I am not here to discount the encouragement that a word of recognition can bring. I am not here to ask for praise.
I am here to remind myself, and hopefully another mother or two who might also need to hear it:
The things we do in secret are often the most important—and the most sanctifying—ones.
I have been thinking often on Christ’s instructions to His disciples in Matthew 6. Let your giving be in secret. Shut your door and pray to the Father in secret. Keep your fasting secret. These are some of the most fundamental practices in the Christian life, and we are exhorted to practice secrecy in all of them.
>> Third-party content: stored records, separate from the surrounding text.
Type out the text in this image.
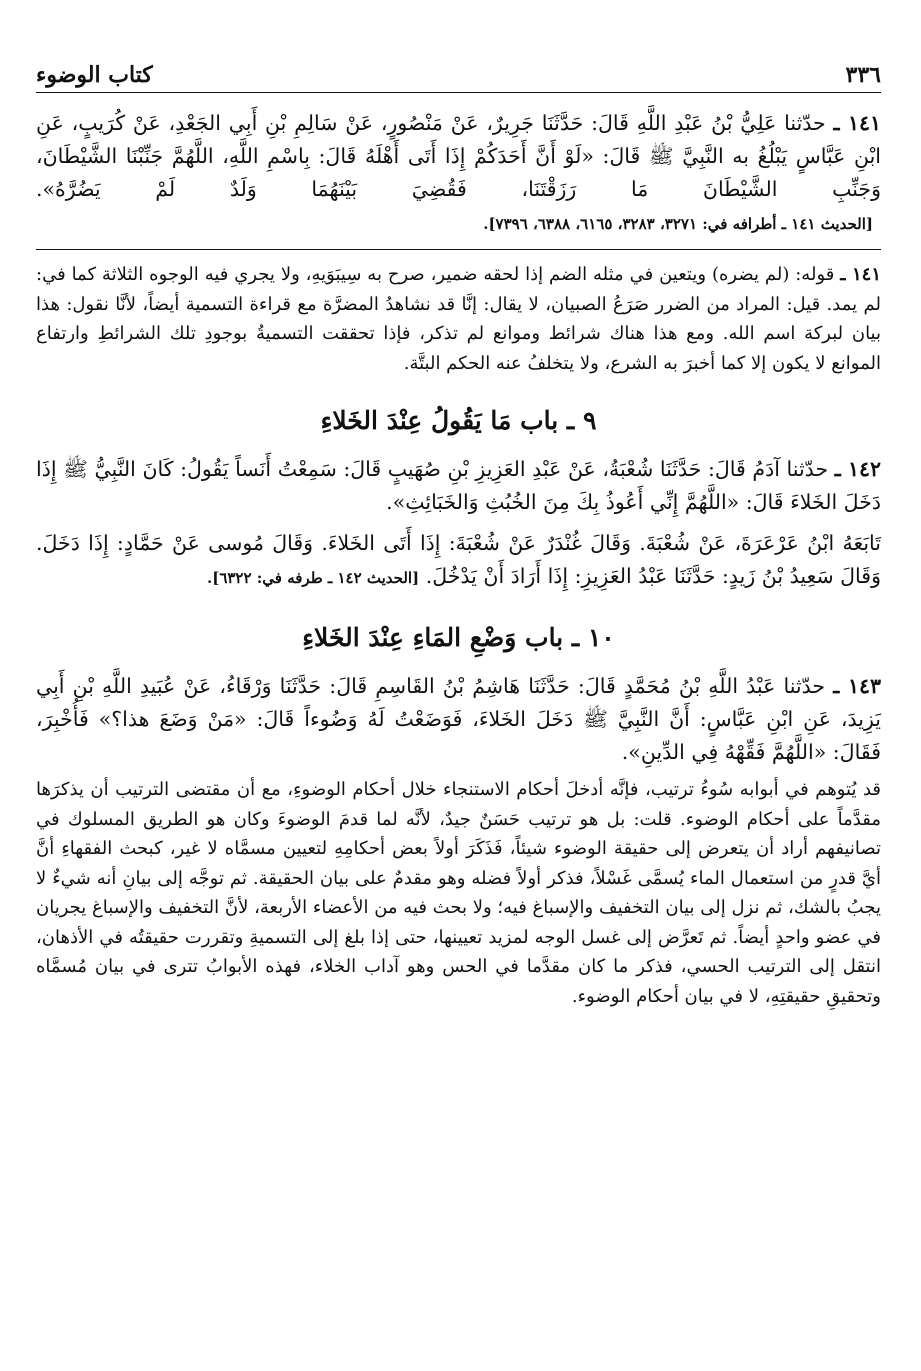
٣٣٦
كتاب الوضوء

١٤١ ـ حدّثنا عَلِيُّ بْنُ عَبْدِ اللَّهِ قَالَ: حَدَّثَنَا جَرِيرٌ، عَنْ مَنْصُورٍ، عَنْ سَالِمِ بْنِ أَبِي الجَعْدِ، عَنْ كُرَيبٍ، عَنِ ابْنِ عَبَّاسٍ يَبْلُغُ به النَّبِيَّ ﷺ قَالَ: «لَوْ أَنَّ أَحَدَكُمْ إِذَا أَتَى أَهْلَهُ قَالَ: بِاسْمِ اللَّهِ، اللَّهُمَّ جَنِّبْنَا الشَّيْطَانَ، وَجَنِّبِ الشَّيْطَانَ مَا رَزَقْتَنَا، فَقُضِيَ بَيْنَهُمَا وَلَدٌ لَمْ يَضُرَّهُ». [الحديث ١٤١ ـ أطرافه في: ٣٢٧١، ٣٢٨٣، ٦١٦٥، ٦٣٨٨، ٧٣٩٦].

١٤١ ـ قوله: (لم يضره) ويتعين في مثله الضم إذا لحقه ضمير، صرح به سِيبَوَيهِ، ولا يجري فيه الوجوه الثلاثة كما في: لم يمد. قيل: المراد من الضرر صَرَعُ الصبيان، لا يقال: إنَّا قد نشاهدُ المضرَّة مع قراءة التسمية أيضاً، لأنَّا نقول: هذا بيان لبركة اسم الله. ومع هذا هناك شرائط وموانع لم تذكر، فإذا تحققت التسميةُ بوجودِ تلك الشرائطِ وارتفاع الموانع لا يكون إلا كما أخبرَ به الشرع، ولا يتخلفُ عنه الحكم البتَّة.

٩ ـ باب مَا يَقُولُ عِنْدَ الخَلاءِ

١٤٢ ـ حدّثنا آدَمُ قَالَ: حَدَّثَنَا شُعْبَةُ، عَنْ عَبْدِ العَزِيزِ بْنِ صُهَيبٍ قَالَ: سَمِعْتُ أَنَساً يَقُولُ: كَانَ النَّبِيُّ ﷺ إِذَا دَخَلَ الخَلاءَ قَالَ: «اللَّهُمَّ إِنِّي أَعُوذُ بِكَ مِنَ الخُبُثِ وَالخَبَائِثِ».

تَابَعَهُ ابْنُ عَرْعَرَةَ، عَنْ شُعْبَةَ. وَقَالَ غُنْدَرٌ عَنْ شُعْبَةَ: إِذَا أَتَى الخَلاءَ. وَقَالَ مُوسى عَنْ حَمَّادٍ: إِذَا دَخَلَ. وَقَالَ سَعِيدُ بْنُ زَيدٍ: حَدَّثَنَا عَبْدُ العَزِيزِ: إِذَا أَرَادَ أَنْ يَدْخُلَ. [الحديث ١٤٢ ـ طرفه في: ٦٣٢٢].

١٠ ـ باب وَضْعِ المَاءِ عِنْدَ الخَلاءِ

١٤٣ ـ حدّثنا عَبْدُ اللَّهِ بْنُ مُحَمَّدٍ قَالَ: حَدَّثَنَا هَاشِمُ بْنُ القَاسِمِ قَالَ: حَدَّثَنَا وَرْقَاءُ، عَنْ عُبَيدِ اللَّهِ بْنِ أَبِي يَزِيدَ، عَنِ ابْنِ عَبَّاسٍ: أَنَّ النَّبِيَّ ﷺ دَخَلَ الخَلاءَ، فَوَضَعْتُ لَهُ وَضُوءاً قَالَ: «مَنْ وَضَعَ هذا؟» فَأُخْبِرَ، فَقَالَ: «اللَّهُمَّ فَقِّهْهُ فِي الدِّينِ».

قد يُتوهم في أبوابه سُوءُ ترتيب، فإنَّه أدخلَ أحكام الاستنجاء خلال أحكام الوضوءِ، مع أن مقتضى الترتيب أن يذكرَها مقدَّماً على أحكام الوضوء. قلت: بل هو ترتيب حَسَنٌ جيدٌ، لأنَّه لما قدمَ الوضوءَ وكان هو الطريق المسلوك في تصانيفهم أراد أن يتعرض إلى حقيقة الوضوء شيئاً، فَذَكَرَ أولاً بعض أحكامِهِ لتعيين مسمَّاه لا غير، كبحث الفقهاءِ أنَّ أيَّ قدرٍ من استعمال الماء يُسمَّى غَسْلاً، فذكر أولاً فضله وهو مقدمٌ على بيان الحقيقة. ثم توجَّه إلى بيانِ أنه شيءٌ لا يجبُ بالشك، ثم نزل إلى بيان التخفيف والإسباغ فيه؛ ولا بحث فيه من الأعضاء الأربعة، لأنَّ التخفيف والإسباغ يجريان في عضو واحدٍ أيضاً. ثم تَعرَّض إلى غسل الوجه لمزيد تعيينها، حتى إذا بلغ إلى التسميةِ وتقررت حقيقتُه في الأذهان، انتقل إلى الترتيب الحسي، فذكر ما كان مقدَّما في الحس وهو آداب الخلاء، فهذه الأبوابُ تترى في بيان مُسمَّاه وتحقيقِ حقيقتِهِ، لا في بيان أحكام الوضوء.
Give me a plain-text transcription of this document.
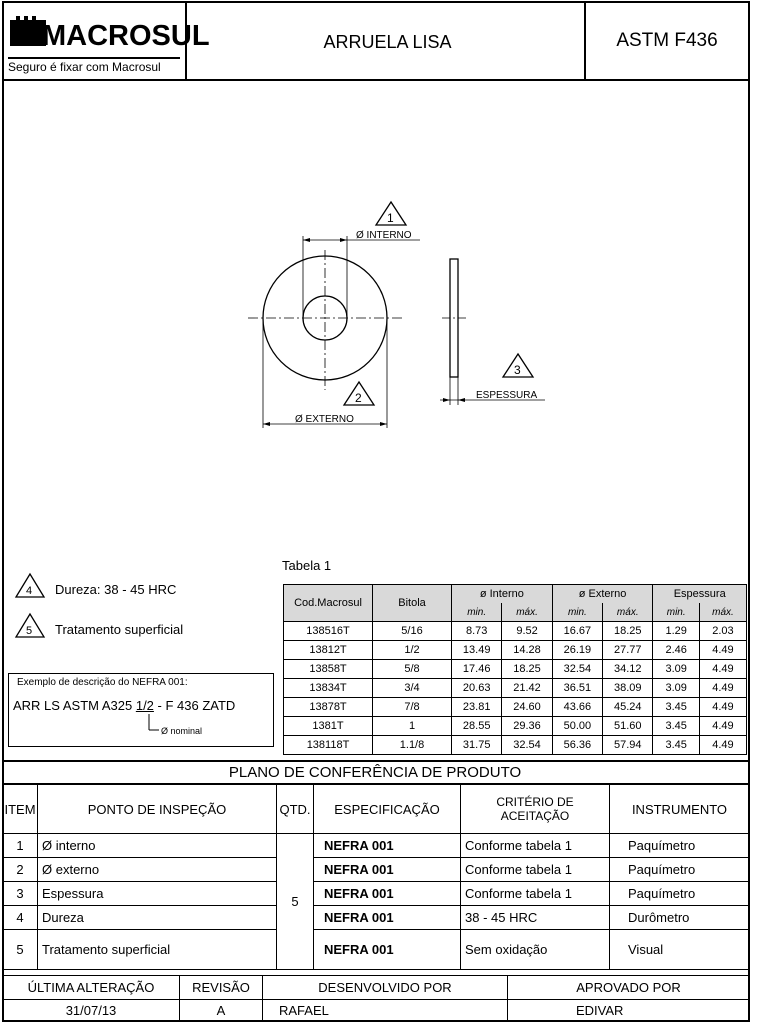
MACROSUL
Seguro é fixar com Macrosul
ARRUELA LISA	ASTM F436
Ø INTERNO
1
Ø EXTERNO
2	ESPESSURA
3
4 Dureza: 38 - 45 HRC
5 Tratamento superficial
Exemplo de descrição do NEFRA 001:
ARR LS ASTM A325 1/2 - F 436 ZATD
Ø nominal
Tabela 1
Cod.Macrosul	Bitola	ø Interno		ø Externo		Espessura	
		min.	máx.	min.	máx.	min.	máx.
138516T	5/16	8.73	9.52	16.67	18.25	1.29	2.03
13812T	1/2	13.49	14.28	26.19	27.77	2.46	4.49
13858T	5/8	17.46	18.25	32.54	34.12	3.09	4.49
13834T	3/4	20.63	21.42	36.51	38.09	3.09	4.49
13878T	7/8	23.81	24.60	43.66	45.24	3.45	4.49
1381T	1	28.55	29.36	50.00	51.60	3.45	4.49
138118T	1.1/8	31.75	32.54	56.36	57.94	3.45	4.49
PLANO DE CONFERÊNCIA DE PRODUTO
ITEM	PONTO DE INSPEÇÃO	QTD.	ESPECIFICAÇÃO	CRITÉRIO DE ACEITAÇÃO	INSTRUMENTO
1	Ø interno	5	NEFRA 001	Conforme tabela 1	Paquímetro
2	Ø externo		NEFRA 001	Conforme tabela 1	Paquímetro
3	Espessura		NEFRA 001	Conforme tabela 1	Paquímetro
4	Dureza		NEFRA 001	38 - 45 HRC	Durômetro
5	Tratamento superficial		NEFRA 001	Sem oxidação	Visual
ÚLTIMA ALTERAÇÃO	REVISÃO	DESENVOLVIDO POR	APROVADO POR
31/07/13	A	RAFAEL	EDIVAR
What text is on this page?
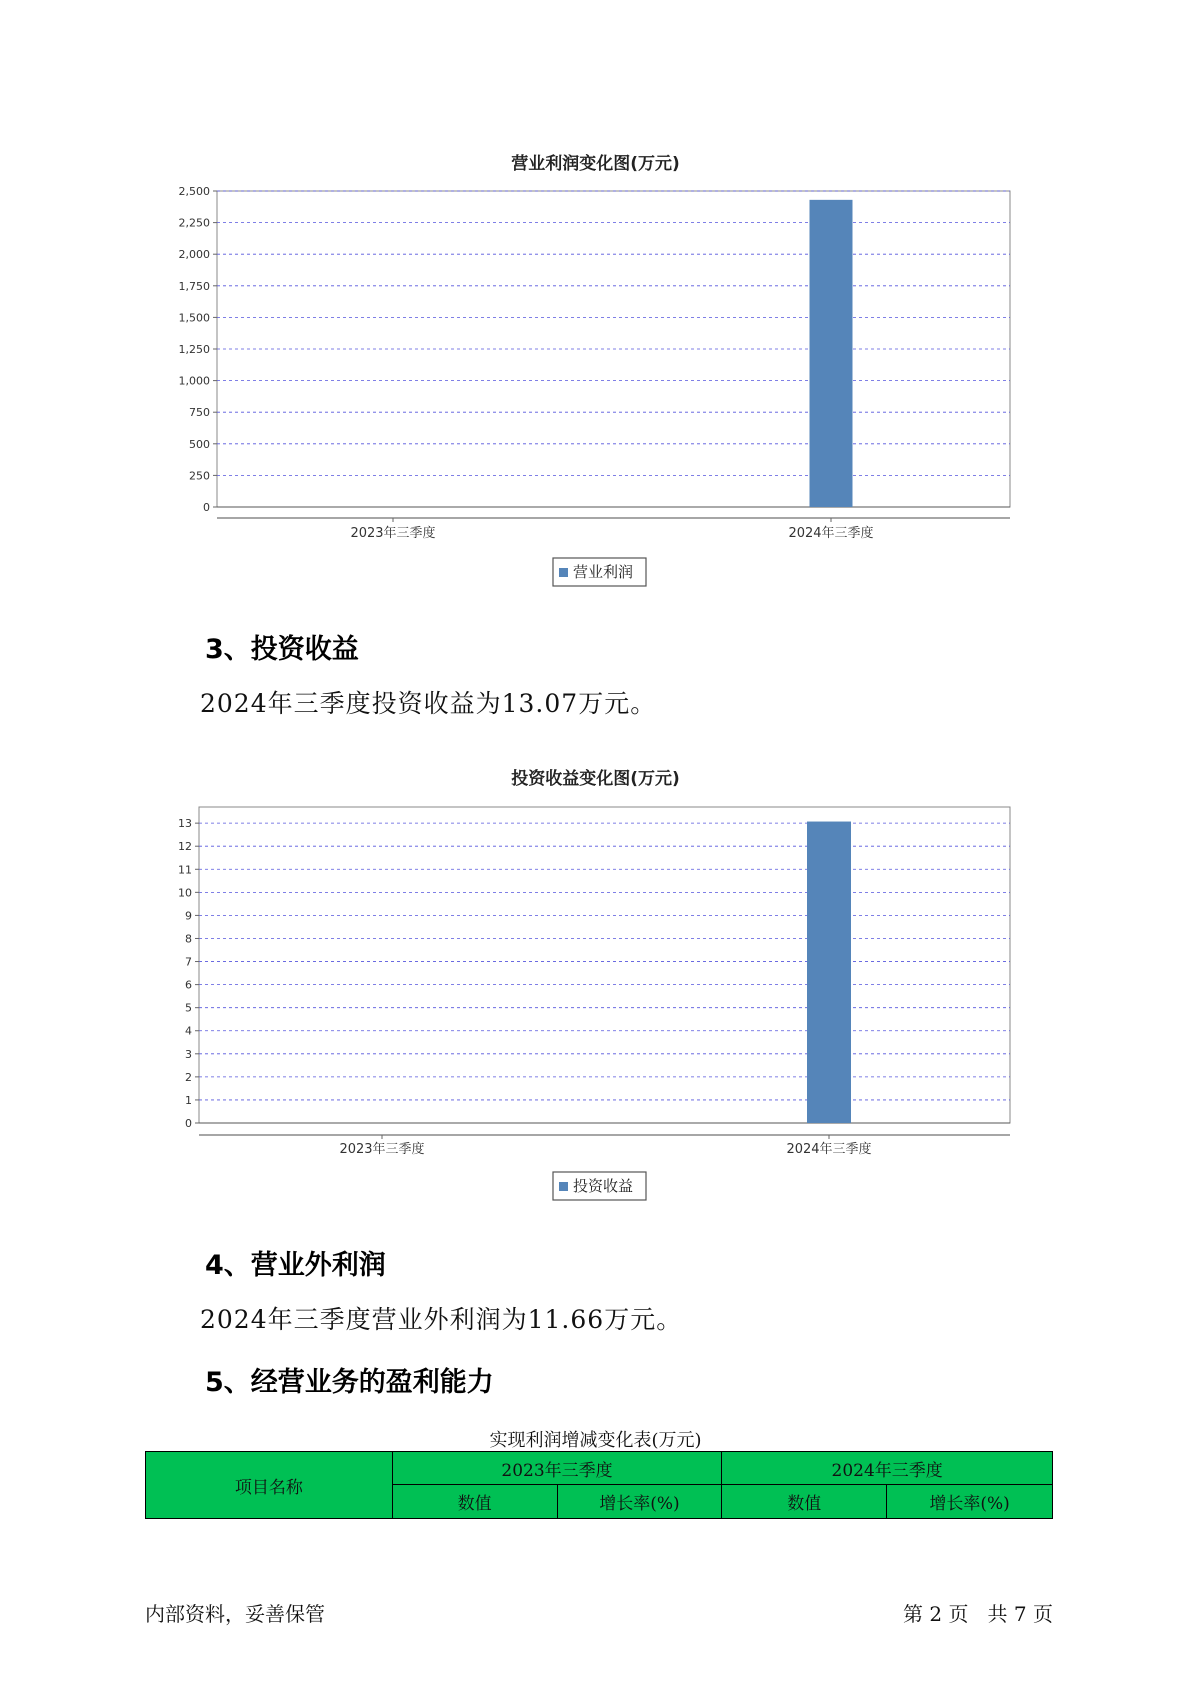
营业利润变化图(万元)
0
250
500
750
1,000
1,250
1,500
1,750
2,000
2,250
2,500
2023年三季度	2024年三季度
营业利润
3、投资收益
2024年三季度投资收益为13.07万元。
投资收益变化图(万元)
0
1
2
3
4
5
6
7
8
9
10
11
12
13
2023年三季度	2024年三季度
投资收益
4、营业外利润
2024年三季度营业外利润为11.66万元。
5、经营业务的盈利能力
实现利润增减变化表(万元)
项目名称	2023年三季度		2024年三季度	
	数值	增长率(%)	数值	增长率(%)
内部资料，妥善保管	第 2 页   共 7 页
And with each of these practices, there comes a promise: And your Father who sees in secret will reward you.
How humbling and beautiful to read those words. I am reminded again that it matters not what man thinks of me. I am seen and known by a Heavenly Father who accepts my small offerings of sacrifice. What is the praise of man compared to the reward of God?
Motherhood is a practice in “letting no opportunity go by for serving others in love,” its sacrifices “a bouquet of insignificant little blossoms that are daily placed before the Almighty—a silent, life-long martyrdom.” (St. Edith Stein)
I am asked only to be faithful in the tasks I am given, to look not for the praise of man, but to work and wait and pray that one day I may hear the only praise that matters:
Well done, good and faithful servant. Enter into your rest.